Elon Musk says AI threat greater than nuclear warheads: ‘it scares the hell out of me’
Elon Musk interview at SXSW
Speaking to a packed room at a quickly arranged question and answer session at SXSW, Musk was in a playful mood as he spoke about various elements of his work in attempting to develop space travel to Mars and how close his companies came to going broke some years ago. But it was on his nervousness with the development of artificial intelligence that Musk spent some time discussing.
“Experts think they know more than they do,” he stated, when asked why he disagreed with the general direction of positivity around AI technology. “They are much less smart than they think they are and this tends to plague smart people – they don’t like the idea that a machine can be smarter than them.
"It’s the wishful thinking of the situation. It scares the hell out of me. It is capable of vastly more than anyone know and the rate of improvement is exponential.”
He added his belief that there was an underestimation of the speed of learning that AI was capable of and that it needed close regulation in order to avoid it become “a very serious danger to the public”.
“It needs a body that has oversight," he said. "AI is much greater danger than nuclear warheads, so why do we have no regulatory insight? It’s insane."
He later stated that AI should be put to “maximizing freedom” and that there had to be “close coupling” between the collective and digital minds.
“We are already a cyborg, in that your phone and keyboard are an extension of you.”
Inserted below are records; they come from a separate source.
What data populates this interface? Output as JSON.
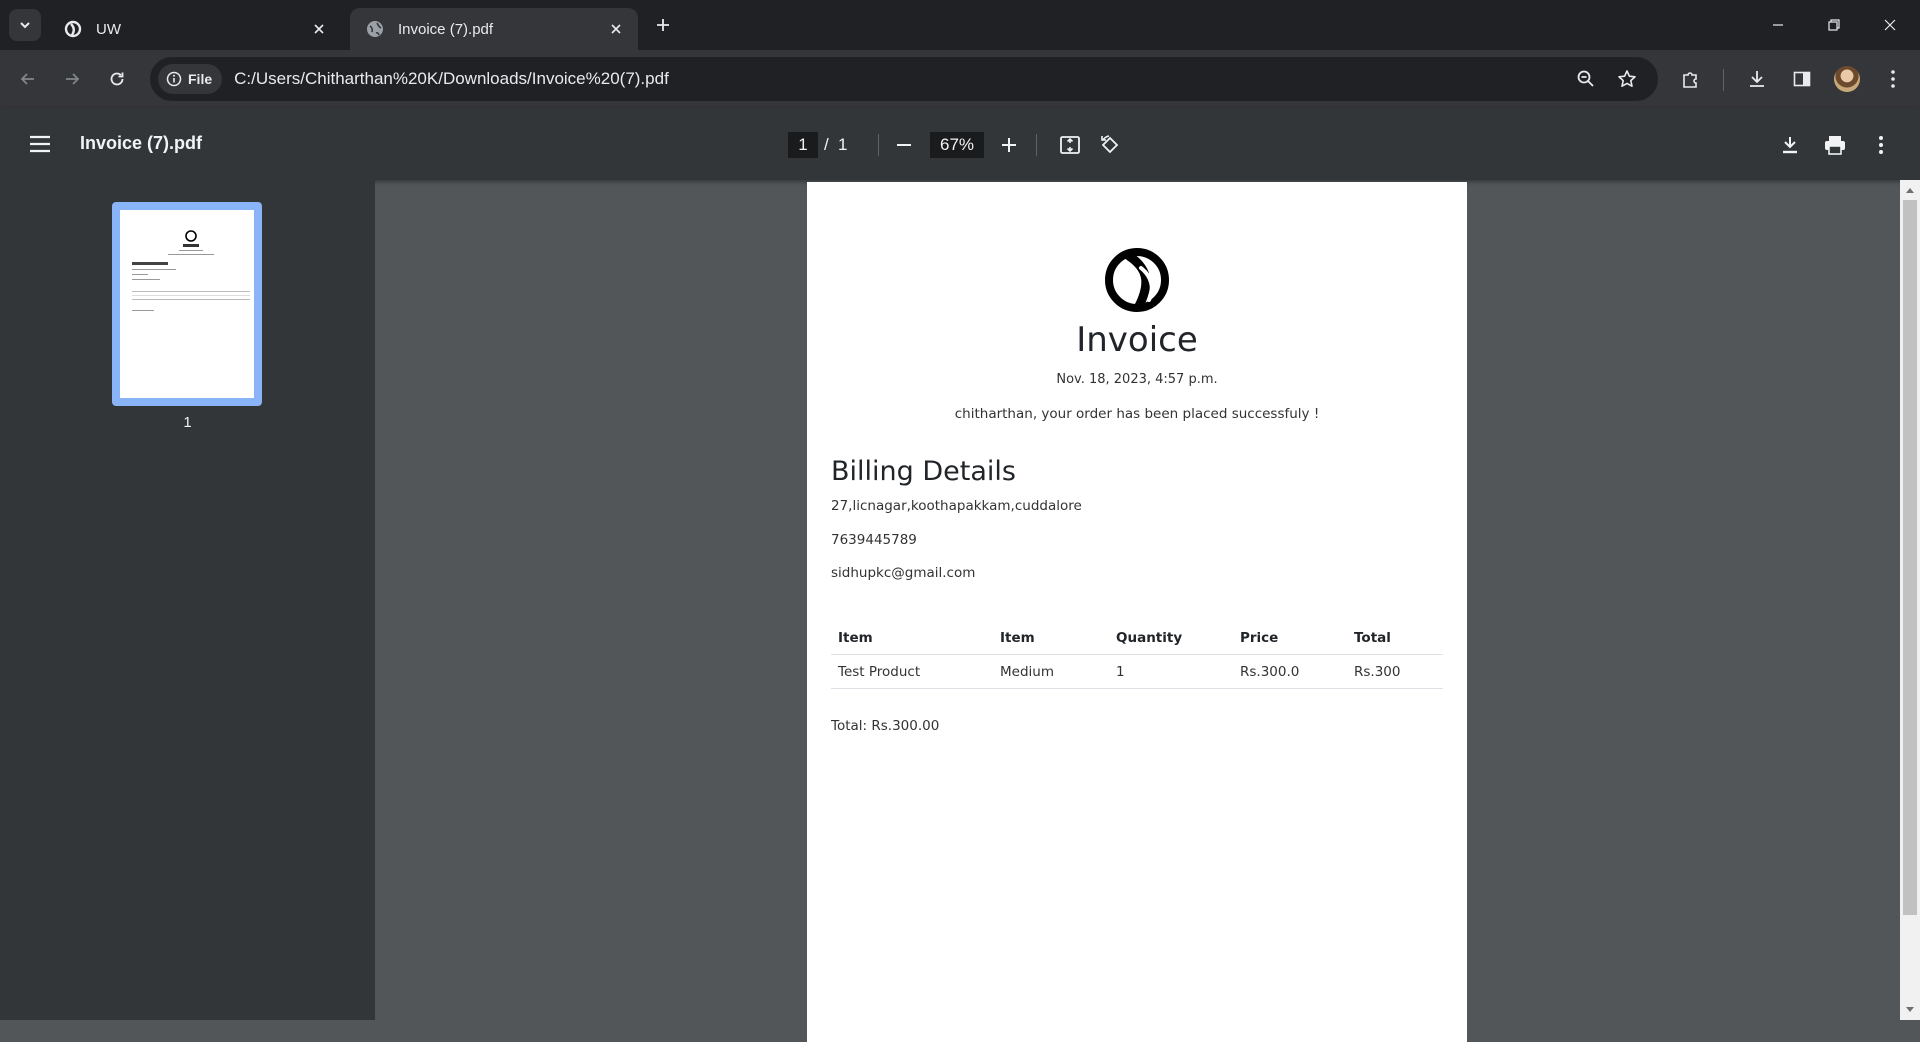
{
  "browser": {
    "tabs": [
      {
        "title": "UW",
        "active": false
      },
      {
        "title": "Invoice (7).pdf",
        "active": true
      }
    ],
    "address": {
      "chip_label": "File",
      "url": "C:/Users/Chitharthan%20K/Downloads/Invoice%20(7).pdf"
    }
  },
  "viewer": {
    "title": "Invoice (7).pdf",
    "page_current": "1",
    "page_separator": "/",
    "page_total": "1",
    "zoom": "67%"
  },
  "sidebar": {
    "thumbnail_label": "1"
  },
  "invoice": {
    "title": "Invoice",
    "date": "Nov. 18, 2023, 4:57 p.m.",
    "message": "chitharthan, your order has been placed successfuly !",
    "billing_heading": "Billing Details",
    "address": "27,licnagar,koothapakkam,cuddalore",
    "phone": "7639445789",
    "email": "sidhupkc@gmail.com",
    "table": {
      "headers": [
        "Item",
        "Item",
        "Quantity",
        "Price",
        "Total"
      ],
      "rows": [
        [
          "Test Product",
          "Medium",
          "1",
          "Rs.300.0",
          "Rs.300"
        ]
      ]
    },
    "total": "Total: Rs.300.00"
  },
  "colors": {
    "thumbnail_highlight": "#8ab4f8",
    "viewer_background": "#525659",
    "toolbar": "#323639"
  }
}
He also discussed his desire to create excitement around space exploration again within the public consciousness and revealed that before launching SpaceX, his initial plan was to find a way to gain more funding for NASA.
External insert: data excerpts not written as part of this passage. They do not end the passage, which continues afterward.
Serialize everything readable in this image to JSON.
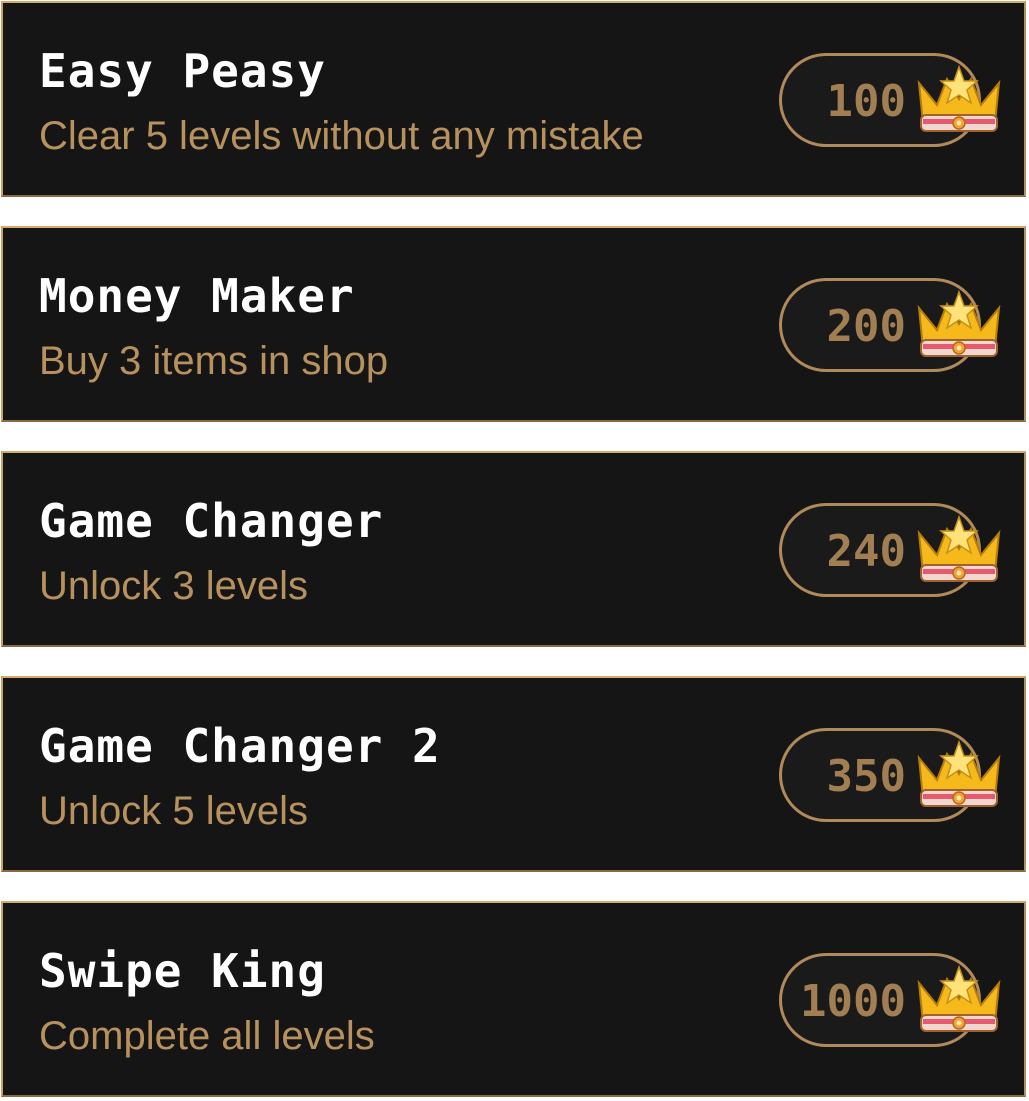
{
  "achievements": [
    {
      "title": "Easy Peasy",
      "description": "Clear 5 levels without any mistake",
      "reward": "100",
      "reward_icon": "crown-icon"
    },
    {
      "title": "Money Maker",
      "description": "Buy 3 items in shop",
      "reward": "200",
      "reward_icon": "crown-icon"
    },
    {
      "title": "Game Changer",
      "description": "Unlock 3 levels",
      "reward": "240",
      "reward_icon": "crown-icon"
    },
    {
      "title": "Game Changer 2",
      "description": "Unlock 5 levels",
      "reward": "350",
      "reward_icon": "crown-icon"
    },
    {
      "title": "Swipe King",
      "description": "Complete all levels",
      "reward": "1000",
      "reward_icon": "crown-icon"
    }
  ],
  "colors": {
    "card_background": "#151515",
    "card_border": "#d6aa6b",
    "title_text": "#ffffff",
    "description_text": "#b8925e",
    "reward_text": "#a27f52",
    "crown_gold": "#f5b91c"
  }
}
“We want to get to get the public excited – the goal is to inspire you and make people believe that anything is possible,” he explained having shown a video of the recent launch that included flying a roadster in space.
“We were aiming to confuse the aliens,” he quipped of the stunt.
Of how he made a decision over which world changing projects to embark on, he admitted: “I don’t look at things and say ‘what is their rank-order, business opportunity?' or anything like that - it’s some things that don’t seem to be working that are important for life and for our future to be good.
"If looking at an industry opportunity, I would not be building rockets and cars — which would be close to the bottom of the list and are pretty dumb things to do. The only auto companies that haven’t gone bankrupt are Tesla and Ford... I gave both Tesla and SpaceX less than a 10% chance to succeed.”
“I don’t really have a business plan,” he admitted, which led to him revealing how close both Tesla and SpaceX came to folding in 2008, but that splitting his remaining money between the two saved both when he felt he could only afford to save one and let the other close.
“Wishful thinking for sure is a source of many problems in many walks of life, wishful thinking causes a lot of trouble,” he lamented. “You really have to ask if something is true - if I feels too easy it probably is... For all the drama of SpaceX, Tesla is a problem magnet. It’s crazy,” Musk said of where his time was mostly concentrated.
Other predictions made were that autonomous cars would be on the road by next year, and that a Third World War was likely to happen at some stage. He also admitted to having an admiration for the movies of Fred Astaire when asked who he most admired, despite his original answer being ‘Kanye’ to the amusement of the room.
Musk also complimented the Westworld park created at SXSW for HBO by Giant Spoon. which he visited the day before: “It’s really amazing... it’s really incredibly well done. I took the kids there yesterday and they had a great time.”
On the first day of SXSW, tech expert Tim O’Reilly disagreed with Musk's stance on AI and claimed that it would only do good for the world if that was the intention it was used for.